Per its agreement with the city, Shore will pay $26 million to the former owners. Negotiations, including payment for capital improvements and the existing right of way on Shore Road, are done, Eaton said.

“Some people preferred that the city condemn the property and make it into a park, but that would be impractical given the value of the land and the lack of space for building,” said Elovich. “The city couldn’t afford to make it into a park.”

The only downside, he said, will be the impact on traffic congestion, which is as inevitable as the tides. Right next to the Superblock is a similarly sized site that has been in private hands for at least forty years.

Shore Development would not comment for this article.

In 1995, Eaton told the New York Times that “the one thing we’re missing in Long Beach is a hotel that could include a restaurant with a water view. When people want to come to visit the beaches and are looking for a place to stay overnight, there is no place to suggest,” he said.

The project would bring hotels to Long Beach for the first time.

Perhaps this time, he may get his wish, but doubts linger. “I’ve lived here for 16 years and for 16 years there’s been talk about developing the Superblock, but something always happens,” said Erik Kobley, an associate broker at RE/MAX Shores. “The project seems closer than ever to coming true, but I’ll believe it when it I see it.”

City dwellers discover the beach

Long Beach’s year-round population of 35,000 swells to 60,000 in the summer. “We get a lot of college kids,” said Joyce Coletti, a broker with Prudential Douglas Elliman. “It’s a party atmosphere, but that is now being tempered as more upscale city dwellers discover that we actually have a beach.”

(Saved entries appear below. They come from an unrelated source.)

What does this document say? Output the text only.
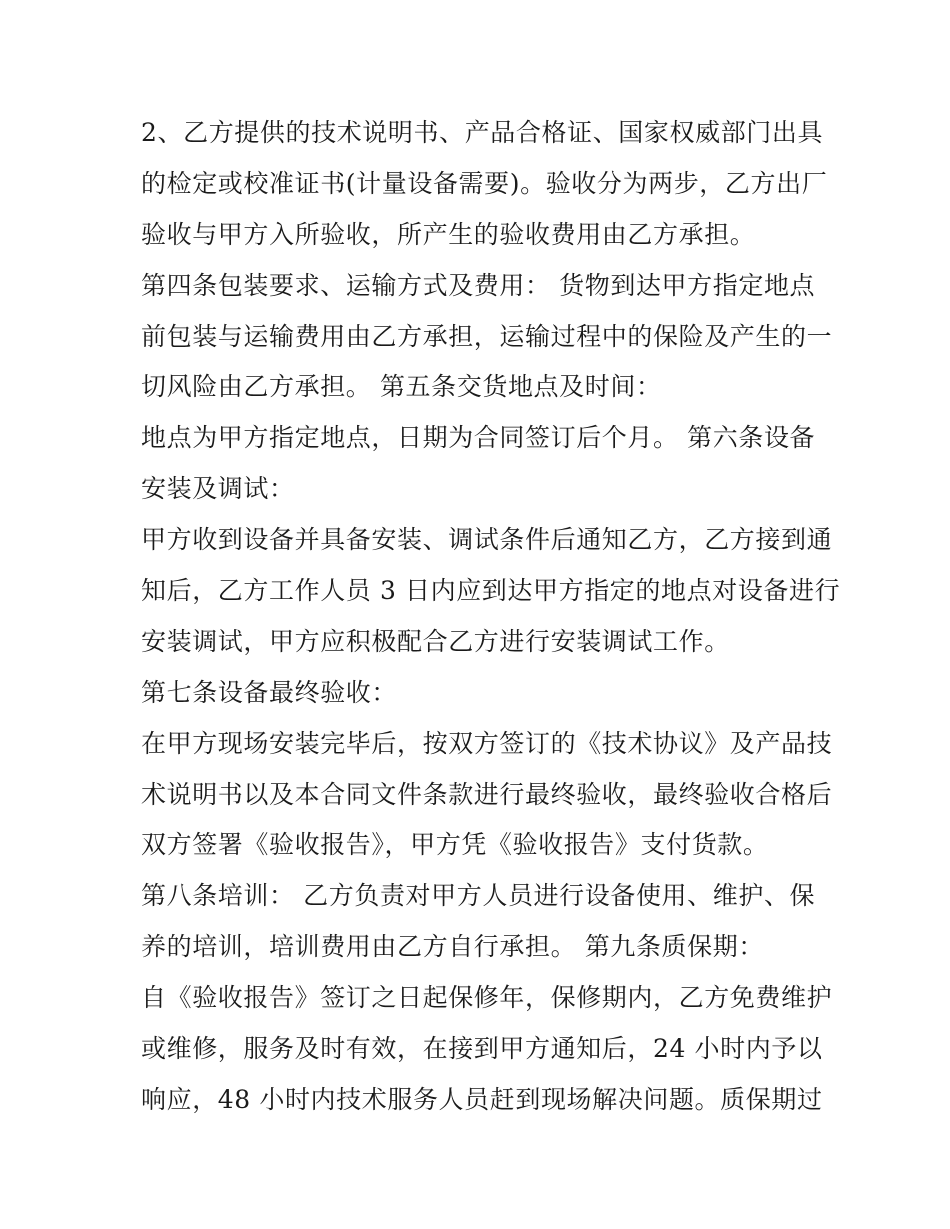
2、乙方提供的技术说明书、产品合格证、国家权威部门出具
的检定或校准证书(计量设备需要)。验收分为两步，乙方出厂
验收与甲方入所验收，所产生的验收费用由乙方承担。
第四条包装要求、运输方式及费用： 货物到达甲方指定地点
前包装与运输费用由乙方承担，运输过程中的保险及产生的一
切风险由乙方承担。 第五条交货地点及时间：
地点为甲方指定地点，日期为合同签订后个月。 第六条设备
安装及调试：
甲方收到设备并具备安装、调试条件后通知乙方，乙方接到通
知后，乙方工作人员 3 日内应到达甲方指定的地点对设备进行
安装调试，甲方应积极配合乙方进行安装调试工作。
第七条设备最终验收：
在甲方现场安装完毕后，按双方签订的《技术协议》及产品技
术说明书以及本合同文件条款进行最终验收，最终验收合格后
双方签署《验收报告》，甲方凭《验收报告》支付货款。
第八条培训： 乙方负责对甲方人员进行设备使用、维护、保
养的培训，培训费用由乙方自行承担。 第九条质保期：
自《验收报告》签订之日起保修年，保修期内，乙方免费维护
或维修，服务及时有效，在接到甲方通知后，24 小时内予以
响应，48 小时内技术服务人员赶到现场解决问题。质保期过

Coletti said when she takes buyers to the Meridian, a new 24-hour doorman building on the Boardwalk, “I don’t even have to sell, they just look at the ocean and give the asking price,” she said.

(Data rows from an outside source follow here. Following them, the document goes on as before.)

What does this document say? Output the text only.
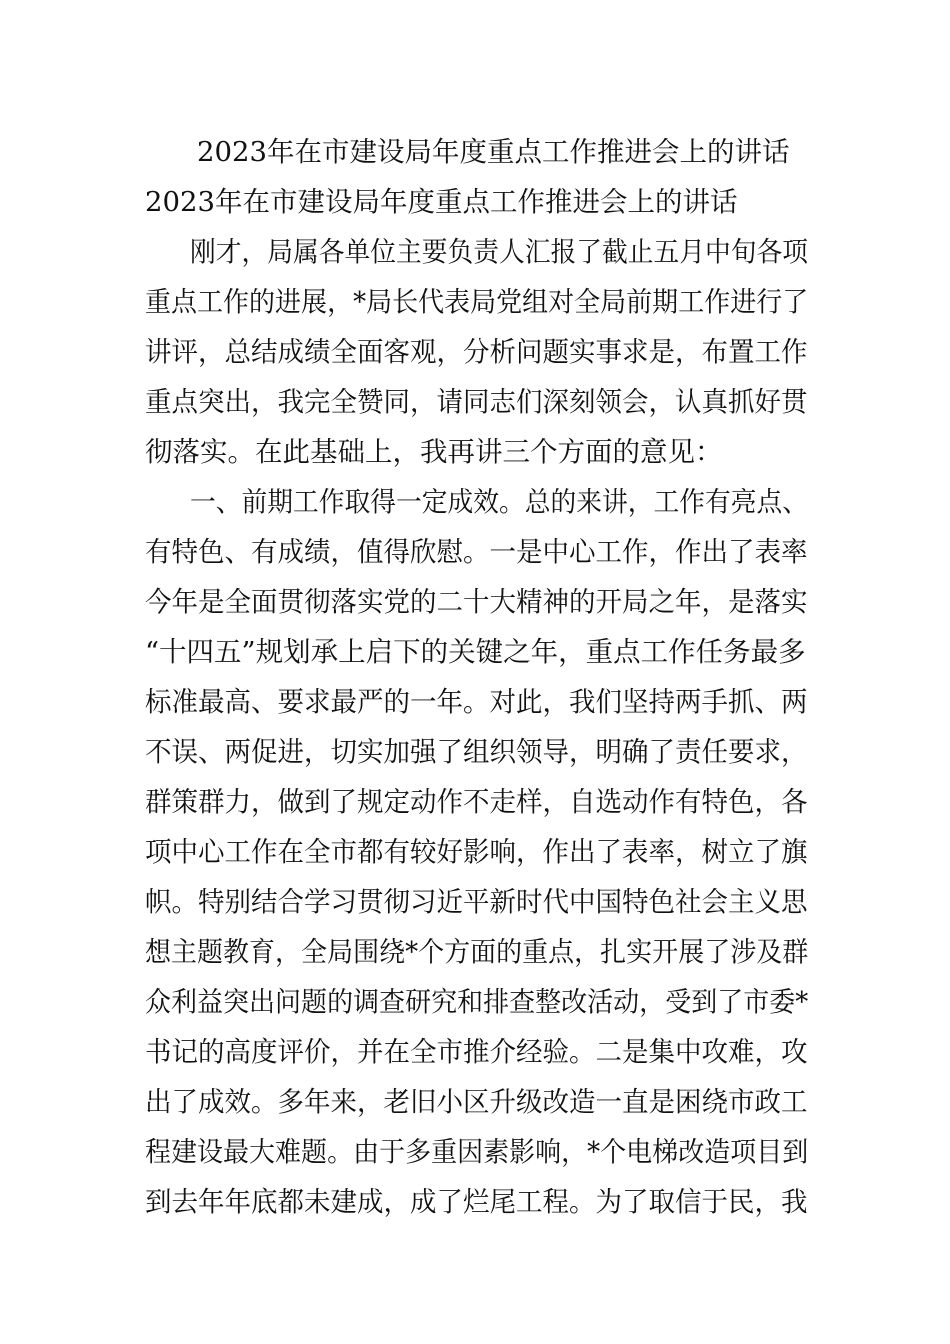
2023年在市建设局年度重点工作推进会上的讲话
2023年在市建设局年度重点工作推进会上的讲话
刚才，局属各单位主要负责人汇报了截止五月中旬各项
重点工作的进展，*局长代表局党组对全局前期工作进行了
讲评，总结成绩全面客观，分析问题实事求是，布置工作
重点突出，我完全赞同，请同志们深刻领会，认真抓好贯
彻落实。在此基础上，我再讲三个方面的意见：
一、前期工作取得一定成效。总的来讲，工作有亮点、
有特色、有成绩，值得欣慰。一是中心工作，作出了表率
今年是全面贯彻落实党的二十大精神的开局之年，是落实
“十四五”规划承上启下的关键之年，重点工作任务最多
标准最高、要求最严的一年。对此，我们坚持两手抓、两
不误、两促进，切实加强了组织领导，明确了责任要求，
群策群力，做到了规定动作不走样，自选动作有特色，各
项中心工作在全市都有较好影响，作出了表率，树立了旗
帜。特别结合学习贯彻习近平新时代中国特色社会主义思
想主题教育，全局围绕*个方面的重点，扎实开展了涉及群
众利益突出问题的调查研究和排查整改活动，受到了市委*
书记的高度评价，并在全市推介经验。二是集中攻难，攻
出了成效。多年来，老旧小区升级改造一直是困绕市政工
程建设最大难题。由于多重因素影响，*个电梯改造项目到
到去年年底都未建成，成了烂尾工程。为了取信于民，我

Pricey properties aren’t just located on the beach, but also a half mile away along the bay side, where jets landing at nearby JFK airport roar overhead. The lots occupied by single-family homes here are small, but they come with a boat slip.

There are 19 Long Beach homes listed on the local MLS priced over $1 million. The highest-priced home for sale is a new five-bedroom Center Hall Colonial with 4,800 square feet, 138 feet of bay frontage and an in-ground pool for $3.995 million, which would set the new benchmark for houses. “I’ve never seen anything that high,” said Erik Kobley, an associate broker at RE/MAX Shores. “In Atlantic Beach, you can get up to $5 million, but here $1.5 million is typical for the bay.”

Prices have tripled in the last five years, he said. Even a one-story, three-bedroom bungalow built in 1925 is asking $549,000. “It’s been dead for the last two months, but I am getting calls now,” said Kobley. “People have been waiting for prices to come down, but the new luxury buildings have brought the listing prices of adjacent properties way up and people are going to have to come back to reality.”